Wanneer u de locatie van de machine verplaatst
•
Zorg ervoor dat de brandstoftank LEEG is of dat de brandstofafsluitklep in de
stand GESLOTEN (DICHT) staat.
Wanneer brandstof of de machine met brandstof in de brandstoftank wordt
opgeslagen
•
Omdat waakvlammen of andere ontstekingsbronnen explosies kunnen
veroorzaken, moet u brandstof of de machine uit de buurt houden van ovens,
kachels, boilers of andere apparaten met waakvlammen.
WAARSCHUWING
Brandstof en brandstofdampen zijn ontvlambaar en explosief.
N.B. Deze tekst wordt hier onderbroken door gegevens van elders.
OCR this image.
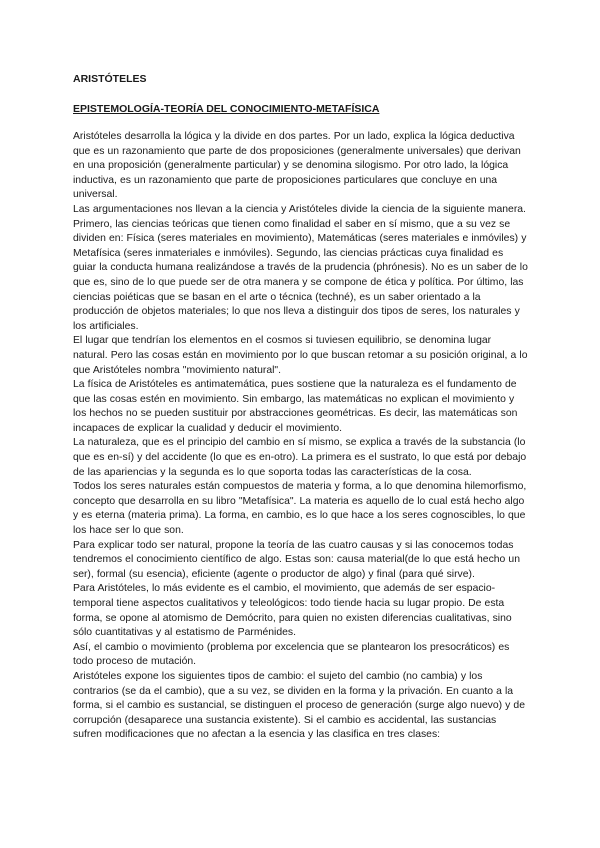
ARISTÓTELES
EPISTEMOLOGÍA-TEORÍA DEL CONOCIMIENTO-METAFÍSICA

Aristóteles desarrolla la lógica y la divide en dos partes. Por un lado, explica la lógica deductiva que es un razonamiento que parte de dos proposiciones (generalmente universales) que derivan en una proposición (generalmente particular) y se denomina silogismo. Por otro lado, la lógica inductiva, es un razonamiento que parte de proposiciones particulares que concluye en una universal.

Las argumentaciones nos llevan a la ciencia y Aristóteles divide la ciencia de la siguiente manera. Primero, las ciencias teóricas que tienen como finalidad el saber en sí mismo, que a su vez se dividen en: Física (seres materiales en movimiento), Matemáticas (seres materiales e inmóviles) y Metafísica (seres inmateriales e inmóviles). Segundo, las ciencias prácticas cuya finalidad es guiar la conducta humana realizándose a través de la prudencia (phrónesis). No es un saber de lo que es, sino de lo que puede ser de otra manera y se compone de ética y política. Por último, las ciencias poiéticas que se basan en el arte o técnica (techné), es un saber orientado a la producción de objetos materiales; lo que nos lleva a distinguir dos tipos de seres, los naturales y los artificiales.

El lugar que tendrían los elementos en el cosmos si tuviesen equilibrio, se denomina lugar natural. Pero las cosas están en movimiento por lo que buscan retomar a su posición original, a lo que Aristóteles nombra "movimiento natural".

La física de Aristóteles es antimatemática, pues sostiene que la naturaleza es el fundamento de que las cosas estén en movimiento. Sin embargo, las matemáticas no explican el movimiento y los hechos no se pueden sustituir por abstracciones geométricas. Es decir, las matemáticas son incapaces de explicar la cualidad y deducir el movimiento.

La naturaleza, que es el principio del cambio en sí mismo, se explica a través de la substancia (lo que es en-sí) y del accidente (lo que es en-otro). La primera es el sustrato, lo que está por debajo de las apariencias y la segunda es lo que soporta todas las características de la cosa.

Todos los seres naturales están compuestos de materia y forma, a lo que denomina hilemorfismo, concepto que desarrolla en su libro "Metafísica". La materia es aquello de lo cual está hecho algo y es eterna (materia prima). La forma, en cambio, es lo que hace a los seres cognoscibles, lo que los hace ser lo que son.

Para explicar todo ser natural, propone la teoría de las cuatro causas y si las conocemos todas tendremos el conocimiento científico de algo. Estas son: causa material(de lo que está hecho un ser), formal (su esencia), eficiente (agente o productor de algo) y final (para qué sirve).

Para Aristóteles, lo más evidente es el cambio, el movimiento, que además de ser espacio-temporal tiene aspectos cualitativos y teleológicos: todo tiende hacia su lugar propio. De esta forma, se opone al atomismo de Demócrito, para quien no existen diferencias cualitativas, sino sólo cuantitativas y al estatismo de Parménides.

Así, el cambio o movimiento (problema por excelencia que se plantearon los presocráticos) es todo proceso de mutación.

Aristóteles expone los siguientes tipos de cambio: el sujeto del cambio (no cambia) y los contrarios (se da el cambio), que a su vez, se dividen en la forma y la privación. En cuanto a la forma, si el cambio es sustancial, se distinguen el proceso de generación (surge algo nuevo) y de corrupción (desaparece una sustancia existente). Si el cambio es accidental, las sustancias sufren modificaciones que no afectan a la esencia y las clasifica en tres clases:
Brand of explosies
kunnen brandwonden of de dood tot gevolg hebben.
Het starten van de motor veroorzaakt vonken die brand of een explosie tot gevolg
kunnen hebben.
•
Indien er lekkend aardgas of LP Gas in de buurt is, mag u de motor niet starten.
•
Omdat de dampen brandbaar zijn, mag u geen onder druk staande
startvloeistoffen gebruiken.
WAARSCHUWING
GEVAAR VAN GIFTIG GAS. Motoruitlaatgassen bevatten koolmonoxide, een
giftig gas dat u binnen enkele minuten doodt. Ook al ruikt u de uitlaatgassen niet,
u kunt toch zijn blootgesteld aan gevaarlijke koolmonoxide. Als u zich tijdens
het gebruik van deze machine misselijk, duizelig of zwak voelt, schakel het
dan uit en ga METEEN de frisse lucht in. Raadpleeg een arts. Het kan zijn dat u
koolmonoxidevergiftiging heeft.
•
Koolmonoxidegas kan zich in bewoonde ruimten verzamelen. Om de kans
te verkleinen dat zich koolstofmonoxidegas ophoopt en naar ruimten wordt
getrokken waar zich personen bevinden moet u dit product ALLEEN buiten
gebruiken, ver uit de buurt van vensters, deuren en ventilatieopeningen.
•
Plaats koolmonoxidemelders op batterijen of melders op netvoeding met
reservebatterij zoals gespecificeerd door de instructies van de fabrikant.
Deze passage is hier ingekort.